Six HIIT Workouts You Can Do At Home

Six HIIT Workouts You Can Do At Home

During the past few months, people have been spending more time at home. This has given people the chance to pick up new hobbies, catch up on TV shows, communicate with family members and friends, take care of their overall health and wellness. While gyms might be closed, there are still ways that people can stay in shape through home workouts. While it is nice to go outside and run, bike, or swim, there are also workouts called high-intensity interval training (HIIT) routines.

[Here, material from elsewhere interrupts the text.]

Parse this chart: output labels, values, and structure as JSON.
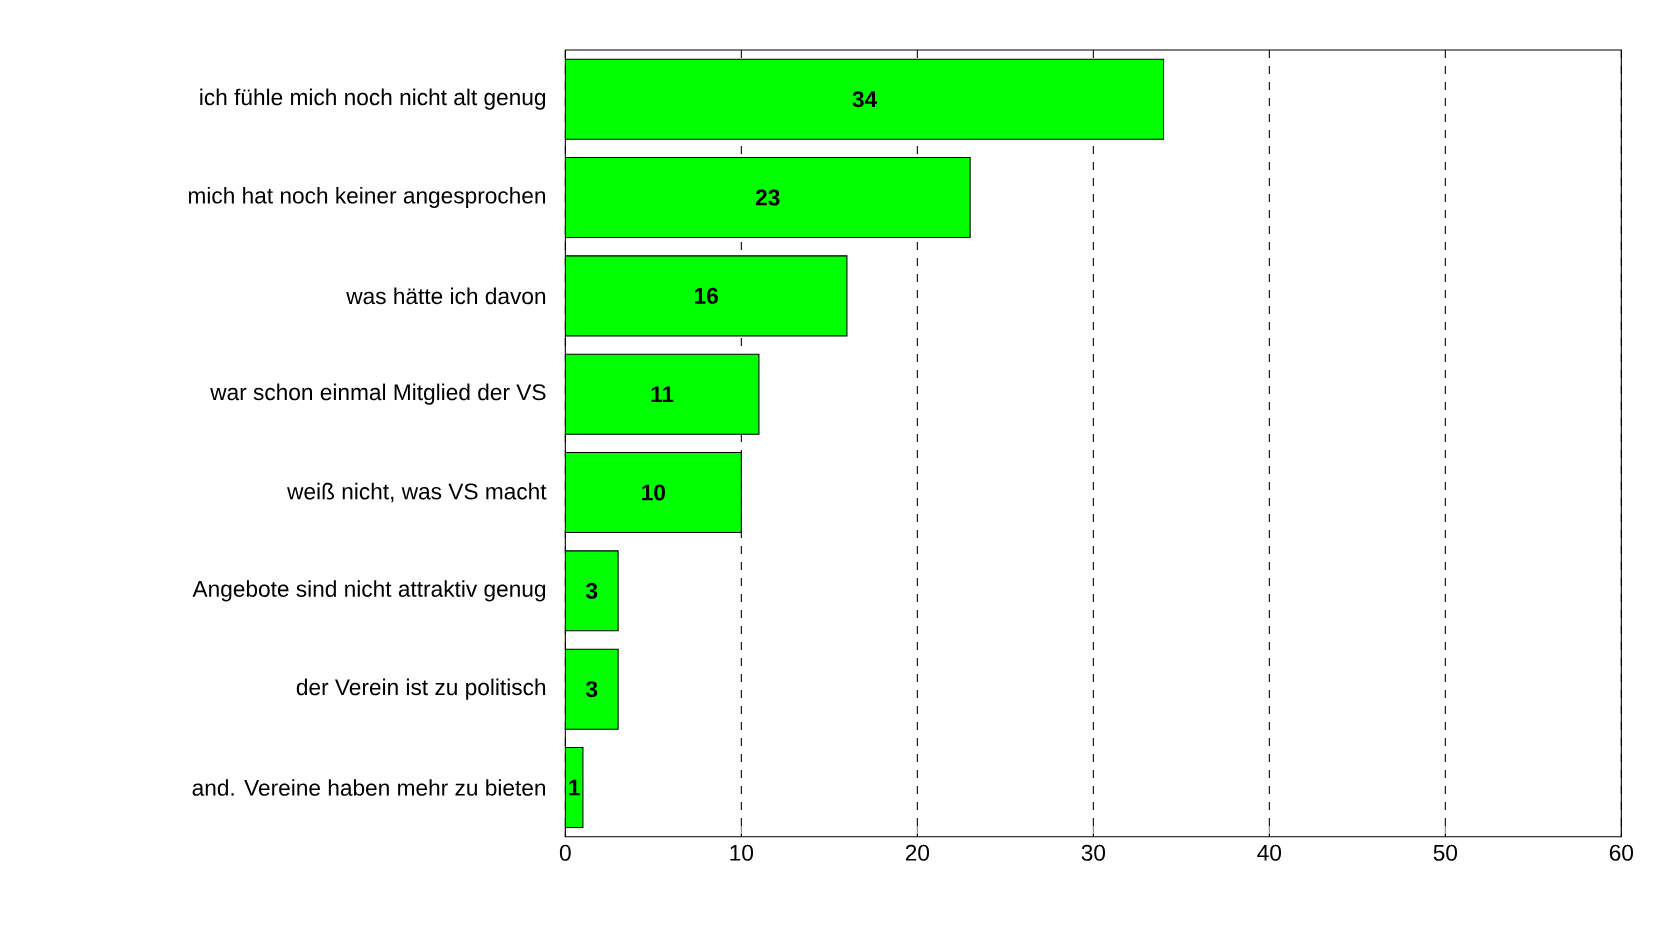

For those who might not know, high-intensity interval training workouts involve max-effort movements that are broken up by short rest periods. In addition to boosting overall athletic performance, HIIT workouts can also be used to burn calories quickly, improve cardiovascular health, and build muscle strength. For those looking to learn more about HIIT workouts, there are a few examples to note.

Body-Weight HIIT Workouts

Some high-intensity interval training workouts do not require any equipment at all. These are often termed body-weight workouts. Some of the top workouts to note include:

1. Burpees

Burpees are a classic HIIT workout. To perform this exercise:

  • Start in a standing position with the feet hip-width apart
  • Quickly squat and place the hands on the ground
  • Kick the feet back into a plank position
  • Do a single push-up
  • Pull the feet back into the squat position
  • Jump as high as possible with the arms extended

This exercise can be done several times in a row before a break.

2. Jump Squat

Those who want to focus on their quads can stick to the jump squat. To perform this exercise:

  • Start in a standing position with the feet shoulder-width apart
  • Quickly enter a squat position with the butt even with the knees
  • Jump as high as possible with the arms extended
  • Land softly on the ground

This is a great way to target the muscles of the lower body

3. Plank and Hold

A classic core exercise, a plank is a versatile routine that can be held for several minutes with breaks in between. To perform a plank exercise:

  • Place the forearms and elbow on the ground at the front with the feet in the back
  • Then, lift the body off the ground so that only the toes, elbows, and forearms are touching the floor
  • To make this exercise harder, consider lifting one leg off the ground or one arm off the ground

This will quickly shred the core and can be repeated several times.

HIIT Workouts with Weights

Of course, there are other high-intensity interval training workouts that can be done with weights. A few of the top HIIT weight training workouts to note include:

4. Deadlift

To perform a deadlift:

  • Start in a standing position with the feet shoulder-width apart
  • Hold dumbbells near the thighs, facing in
  • Slowly slide the weights down and lift them up again

During this exercise, keep the spine straight

5. Burpee Dumbbell

To perform this exercise, do the burpee above; however, during the jump, hop over the dumbbells from side to side. The added length of the jump adds a new challenge.

6. Dumbbell Press

Similar to a benchpress, performing this exercise entails:

  • Start in a standing position with the feet hip-width apart
  • Hold the dumbells at the height of the shoulder
  • While extending the arms upward, exhale, and return the weights to their original position

This routine can be performed several times before a break.

Leverage the Intensity of HIIT Workouts

Most of these exercises can be performed in sets of ten before taking a break. Going through a few quick reps can quickly boost athletic performance and muscle strength.